İfade özgürlüğü anayasal bir haktır. İslam’a hakaret eden ve meydanda polis koruması altında Kuran yakan gruplar için ifade özgürlüğünden söz edildi. Ama yetkililer ve polisin sorumlu olduğu söylenince, hemen özgürlüğü bir kenara atıverdiler. Bazı bakanlar, Sosyal Hizmetler Kurumu’nun suçlarını savunarak haksız yere eleştirildiğini belirttiler. Yapılan dezenformasyon ve eleştirileri sansürleme çağrısında bulundular. Sosyal İşler Bakanı Lena Hallgren yaptığı açıklamada, “Geçen hafta, hoş olmayan başka bir dezenformasyon türünün yayıldığına tanık olduk. Fake hesaplarda Müslüman çocukların Sosyal Hizmetler Kurumu tarafından kaçırıldığı iddiaları ortaya atıldı.” ifadelerini kullandı. Uyum ve Göç Bakanı Anders Ygeman ise, “Dezenformasyon, nefret ve tehdidin yayıldığı platformlara büyük bir sorumluluk düşüyor. Sosyal medya şirketleri, platformlarda yayılan yasa dışı içeriği kaldırmalıdır. Hükümet, yeni yasa için AB’ye baskı yapıyor.” diye konuştu. Diğer politikacılar ve medya kuruluşları, gerçeği çarpıtmaya, İslam’a saldırarak Sosyal Hizmetler Kurumu’nun suçlarını örtbas etmeye çalıştı. Sabuni, “On beş yıl önce radikal İslamcıların banliyölerimiz için tehdit oluşturdukları konusunda uyarılarda bulundum.” dedi. Ulf Kristersson, “İslamcılar dezenformasyon yaydıklarında ve şiddet eylemlerini kışkırttıklarında açık demokratik toplum savunulmalı... Militan İslam ve siyasal İslam, uzun yıllardır büyük bir sorun haline gelmiştir.” dedi. Sergilenen ikiyüzlülük ortada. Hoşgörü yoksulu demokrasi ve ifade özgürlüğü bayraktarları, Müslümanlardan hoşgörü bekliyorlar.

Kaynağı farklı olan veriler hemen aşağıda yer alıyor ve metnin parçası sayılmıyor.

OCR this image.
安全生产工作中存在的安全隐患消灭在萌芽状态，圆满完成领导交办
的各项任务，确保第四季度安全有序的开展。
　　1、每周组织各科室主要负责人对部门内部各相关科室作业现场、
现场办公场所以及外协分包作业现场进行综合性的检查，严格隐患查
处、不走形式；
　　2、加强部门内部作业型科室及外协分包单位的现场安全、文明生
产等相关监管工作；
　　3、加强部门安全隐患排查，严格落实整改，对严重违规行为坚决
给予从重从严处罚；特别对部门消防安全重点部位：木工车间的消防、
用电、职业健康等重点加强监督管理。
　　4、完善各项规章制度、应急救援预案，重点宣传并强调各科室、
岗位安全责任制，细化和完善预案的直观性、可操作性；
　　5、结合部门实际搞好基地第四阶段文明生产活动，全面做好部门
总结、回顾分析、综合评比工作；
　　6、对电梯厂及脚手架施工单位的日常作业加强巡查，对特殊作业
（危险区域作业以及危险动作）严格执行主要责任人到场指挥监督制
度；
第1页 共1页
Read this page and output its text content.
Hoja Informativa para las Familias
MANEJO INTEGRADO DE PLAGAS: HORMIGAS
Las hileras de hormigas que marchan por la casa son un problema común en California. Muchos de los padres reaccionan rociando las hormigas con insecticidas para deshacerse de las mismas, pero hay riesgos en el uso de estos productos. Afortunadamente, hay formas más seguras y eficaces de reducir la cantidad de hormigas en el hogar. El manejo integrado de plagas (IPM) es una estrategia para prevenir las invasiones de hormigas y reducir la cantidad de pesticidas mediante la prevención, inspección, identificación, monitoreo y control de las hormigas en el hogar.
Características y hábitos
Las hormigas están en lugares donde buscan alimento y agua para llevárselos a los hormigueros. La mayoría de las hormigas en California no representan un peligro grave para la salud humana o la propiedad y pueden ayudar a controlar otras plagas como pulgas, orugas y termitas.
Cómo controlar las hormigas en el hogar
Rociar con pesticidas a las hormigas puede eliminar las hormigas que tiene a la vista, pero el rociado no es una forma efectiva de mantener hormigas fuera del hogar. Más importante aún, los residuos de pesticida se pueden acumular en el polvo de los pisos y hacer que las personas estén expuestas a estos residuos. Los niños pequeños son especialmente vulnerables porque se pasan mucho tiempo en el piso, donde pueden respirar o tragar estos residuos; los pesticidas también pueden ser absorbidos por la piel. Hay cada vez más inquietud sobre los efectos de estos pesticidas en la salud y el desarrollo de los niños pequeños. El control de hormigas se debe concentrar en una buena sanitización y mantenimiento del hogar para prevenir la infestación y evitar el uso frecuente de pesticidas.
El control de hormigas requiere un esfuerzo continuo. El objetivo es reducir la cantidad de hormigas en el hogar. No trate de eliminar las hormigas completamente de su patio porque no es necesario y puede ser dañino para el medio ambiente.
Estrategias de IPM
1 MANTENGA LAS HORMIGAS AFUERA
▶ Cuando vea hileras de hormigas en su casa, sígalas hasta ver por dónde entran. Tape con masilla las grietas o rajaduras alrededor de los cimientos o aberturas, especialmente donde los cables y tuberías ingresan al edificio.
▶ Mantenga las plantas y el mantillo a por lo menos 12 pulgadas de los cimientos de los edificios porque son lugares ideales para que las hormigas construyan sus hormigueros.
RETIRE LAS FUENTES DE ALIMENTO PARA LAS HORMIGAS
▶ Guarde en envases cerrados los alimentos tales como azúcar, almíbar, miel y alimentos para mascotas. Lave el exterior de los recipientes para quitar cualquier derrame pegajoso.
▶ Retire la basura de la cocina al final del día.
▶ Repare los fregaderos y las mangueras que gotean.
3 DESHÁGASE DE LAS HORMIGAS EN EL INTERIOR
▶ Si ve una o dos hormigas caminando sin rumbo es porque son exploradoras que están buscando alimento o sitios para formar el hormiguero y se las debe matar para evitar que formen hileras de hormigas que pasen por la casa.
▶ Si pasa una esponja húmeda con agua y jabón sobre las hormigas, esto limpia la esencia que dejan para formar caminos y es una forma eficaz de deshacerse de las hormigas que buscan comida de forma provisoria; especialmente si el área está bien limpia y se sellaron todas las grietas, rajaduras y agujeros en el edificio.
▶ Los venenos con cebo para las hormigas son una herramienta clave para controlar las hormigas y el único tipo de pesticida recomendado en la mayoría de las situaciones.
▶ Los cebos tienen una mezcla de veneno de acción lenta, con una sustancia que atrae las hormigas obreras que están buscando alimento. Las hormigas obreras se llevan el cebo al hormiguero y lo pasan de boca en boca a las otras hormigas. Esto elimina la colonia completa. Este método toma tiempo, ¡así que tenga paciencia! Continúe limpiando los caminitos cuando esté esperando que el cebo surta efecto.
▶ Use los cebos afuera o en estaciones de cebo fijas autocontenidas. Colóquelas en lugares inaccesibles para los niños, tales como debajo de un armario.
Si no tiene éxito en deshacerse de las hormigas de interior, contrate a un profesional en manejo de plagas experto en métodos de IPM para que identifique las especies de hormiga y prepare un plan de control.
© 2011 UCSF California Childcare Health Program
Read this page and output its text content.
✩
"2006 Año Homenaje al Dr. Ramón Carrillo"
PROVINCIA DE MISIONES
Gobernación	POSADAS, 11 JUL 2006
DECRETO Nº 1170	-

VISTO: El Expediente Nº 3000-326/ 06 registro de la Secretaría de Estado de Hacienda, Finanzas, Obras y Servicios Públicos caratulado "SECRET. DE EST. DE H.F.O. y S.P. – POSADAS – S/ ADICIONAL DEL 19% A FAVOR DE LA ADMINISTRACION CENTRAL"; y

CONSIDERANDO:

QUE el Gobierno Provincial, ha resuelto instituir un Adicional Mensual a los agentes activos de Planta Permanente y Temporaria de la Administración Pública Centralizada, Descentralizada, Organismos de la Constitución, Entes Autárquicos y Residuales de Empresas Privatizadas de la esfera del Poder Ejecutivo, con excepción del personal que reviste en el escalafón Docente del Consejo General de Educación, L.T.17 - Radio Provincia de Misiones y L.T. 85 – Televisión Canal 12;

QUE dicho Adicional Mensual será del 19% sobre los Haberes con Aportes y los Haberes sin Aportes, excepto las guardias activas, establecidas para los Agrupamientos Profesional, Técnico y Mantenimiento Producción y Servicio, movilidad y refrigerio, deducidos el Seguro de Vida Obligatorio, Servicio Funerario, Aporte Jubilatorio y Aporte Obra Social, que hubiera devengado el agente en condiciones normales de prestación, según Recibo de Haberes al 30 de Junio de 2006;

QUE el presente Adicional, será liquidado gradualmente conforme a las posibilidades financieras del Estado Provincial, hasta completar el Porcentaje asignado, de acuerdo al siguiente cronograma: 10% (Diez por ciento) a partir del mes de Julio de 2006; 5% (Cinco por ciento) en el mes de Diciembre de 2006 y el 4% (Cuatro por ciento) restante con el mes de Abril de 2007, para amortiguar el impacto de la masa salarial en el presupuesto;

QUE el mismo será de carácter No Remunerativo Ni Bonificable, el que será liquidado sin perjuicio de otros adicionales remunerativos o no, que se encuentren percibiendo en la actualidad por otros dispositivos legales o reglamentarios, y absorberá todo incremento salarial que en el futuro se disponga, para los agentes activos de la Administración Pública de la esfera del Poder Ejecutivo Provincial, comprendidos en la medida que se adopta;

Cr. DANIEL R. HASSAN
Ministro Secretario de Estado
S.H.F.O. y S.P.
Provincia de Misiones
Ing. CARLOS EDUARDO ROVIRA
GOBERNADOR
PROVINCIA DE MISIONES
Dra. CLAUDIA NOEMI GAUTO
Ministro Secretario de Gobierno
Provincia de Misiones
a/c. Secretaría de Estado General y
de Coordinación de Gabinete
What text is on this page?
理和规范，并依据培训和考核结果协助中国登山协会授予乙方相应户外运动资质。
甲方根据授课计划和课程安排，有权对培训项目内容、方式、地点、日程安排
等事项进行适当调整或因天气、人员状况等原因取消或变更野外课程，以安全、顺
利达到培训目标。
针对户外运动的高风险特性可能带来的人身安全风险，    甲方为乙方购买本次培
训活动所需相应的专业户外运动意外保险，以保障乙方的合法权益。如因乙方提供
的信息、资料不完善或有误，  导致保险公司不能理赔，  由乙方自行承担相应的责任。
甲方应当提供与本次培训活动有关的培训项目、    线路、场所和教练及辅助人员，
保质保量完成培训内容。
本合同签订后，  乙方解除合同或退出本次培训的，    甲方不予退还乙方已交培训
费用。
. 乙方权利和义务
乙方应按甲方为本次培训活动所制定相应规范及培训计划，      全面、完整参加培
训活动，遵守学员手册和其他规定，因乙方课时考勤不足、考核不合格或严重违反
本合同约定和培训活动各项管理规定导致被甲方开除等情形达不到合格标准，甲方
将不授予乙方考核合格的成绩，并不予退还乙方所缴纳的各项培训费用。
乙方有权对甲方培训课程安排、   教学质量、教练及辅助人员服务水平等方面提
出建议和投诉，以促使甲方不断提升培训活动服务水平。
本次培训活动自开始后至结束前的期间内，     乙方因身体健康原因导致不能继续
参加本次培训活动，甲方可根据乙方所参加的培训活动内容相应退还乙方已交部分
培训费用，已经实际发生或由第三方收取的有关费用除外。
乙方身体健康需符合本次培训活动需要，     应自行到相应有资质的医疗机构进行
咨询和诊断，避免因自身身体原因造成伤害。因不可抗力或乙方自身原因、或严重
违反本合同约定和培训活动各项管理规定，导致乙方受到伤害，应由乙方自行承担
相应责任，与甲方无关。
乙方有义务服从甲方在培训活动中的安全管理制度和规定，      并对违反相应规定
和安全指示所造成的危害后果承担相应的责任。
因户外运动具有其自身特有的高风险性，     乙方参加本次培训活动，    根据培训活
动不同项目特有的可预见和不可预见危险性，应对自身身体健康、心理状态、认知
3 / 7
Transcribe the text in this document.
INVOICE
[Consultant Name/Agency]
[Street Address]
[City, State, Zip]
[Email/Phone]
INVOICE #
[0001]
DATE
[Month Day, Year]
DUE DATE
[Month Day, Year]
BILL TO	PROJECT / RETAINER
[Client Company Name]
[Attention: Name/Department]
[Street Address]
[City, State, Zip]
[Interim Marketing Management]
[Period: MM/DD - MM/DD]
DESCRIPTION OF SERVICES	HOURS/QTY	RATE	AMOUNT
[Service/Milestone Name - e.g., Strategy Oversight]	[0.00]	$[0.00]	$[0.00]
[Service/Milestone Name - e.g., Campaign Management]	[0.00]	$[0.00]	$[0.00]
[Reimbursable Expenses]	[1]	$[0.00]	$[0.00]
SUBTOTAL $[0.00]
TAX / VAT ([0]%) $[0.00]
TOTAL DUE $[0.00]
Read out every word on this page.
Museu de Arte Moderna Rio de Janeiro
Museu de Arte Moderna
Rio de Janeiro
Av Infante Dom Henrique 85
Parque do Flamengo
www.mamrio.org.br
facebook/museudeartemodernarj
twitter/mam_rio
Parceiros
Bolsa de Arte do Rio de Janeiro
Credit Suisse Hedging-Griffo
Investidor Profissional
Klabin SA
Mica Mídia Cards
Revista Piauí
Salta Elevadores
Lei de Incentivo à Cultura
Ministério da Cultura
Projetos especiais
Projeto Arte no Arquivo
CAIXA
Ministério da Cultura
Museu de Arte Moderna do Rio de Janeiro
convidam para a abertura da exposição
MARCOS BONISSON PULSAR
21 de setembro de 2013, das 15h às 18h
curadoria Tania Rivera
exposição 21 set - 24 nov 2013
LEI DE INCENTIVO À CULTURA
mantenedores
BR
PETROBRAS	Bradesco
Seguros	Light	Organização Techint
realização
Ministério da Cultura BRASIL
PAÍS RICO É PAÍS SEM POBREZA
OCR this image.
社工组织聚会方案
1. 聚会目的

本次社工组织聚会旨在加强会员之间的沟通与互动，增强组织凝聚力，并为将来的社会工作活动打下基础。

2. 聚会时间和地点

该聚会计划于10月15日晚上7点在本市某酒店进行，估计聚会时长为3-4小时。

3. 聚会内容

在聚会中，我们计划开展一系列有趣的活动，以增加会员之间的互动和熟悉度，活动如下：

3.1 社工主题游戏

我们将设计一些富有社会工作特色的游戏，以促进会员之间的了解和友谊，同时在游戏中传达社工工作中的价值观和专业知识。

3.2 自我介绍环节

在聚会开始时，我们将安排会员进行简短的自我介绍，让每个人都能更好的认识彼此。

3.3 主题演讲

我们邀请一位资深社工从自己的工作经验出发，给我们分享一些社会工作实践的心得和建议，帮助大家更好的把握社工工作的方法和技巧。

Politikacılar ve medya, İslam’ı işaret ederek bakışları gerçek sorundan uzaklaştırmaya çalışıyor. Asıl suç, Sosyal Hizmetler Kurumu’nun yersiz gerekçelerle çocukları rastgele zorla ailelerinden almasıdır. Bu, sert ve insanlık dışı bir önlemdir. Aileleri mahveder, çocuklarda travma yaratır, dahası sağlıklarını bozar. Ailelerin ve ebeveynlerin, çocuklarına yönelik terörist uygulamaları eleştirme ve son verilmesi talebinde bulunma hakları var. Siyasetçilerin bu eleştiriyi dikkate almaması, bu politikanın kabulü anlamına gelir! Ve bu politika, ancak ülkede izlenen İslamofobik yani zorunlu entegrasyon politikası ışığında anlaşılabilir.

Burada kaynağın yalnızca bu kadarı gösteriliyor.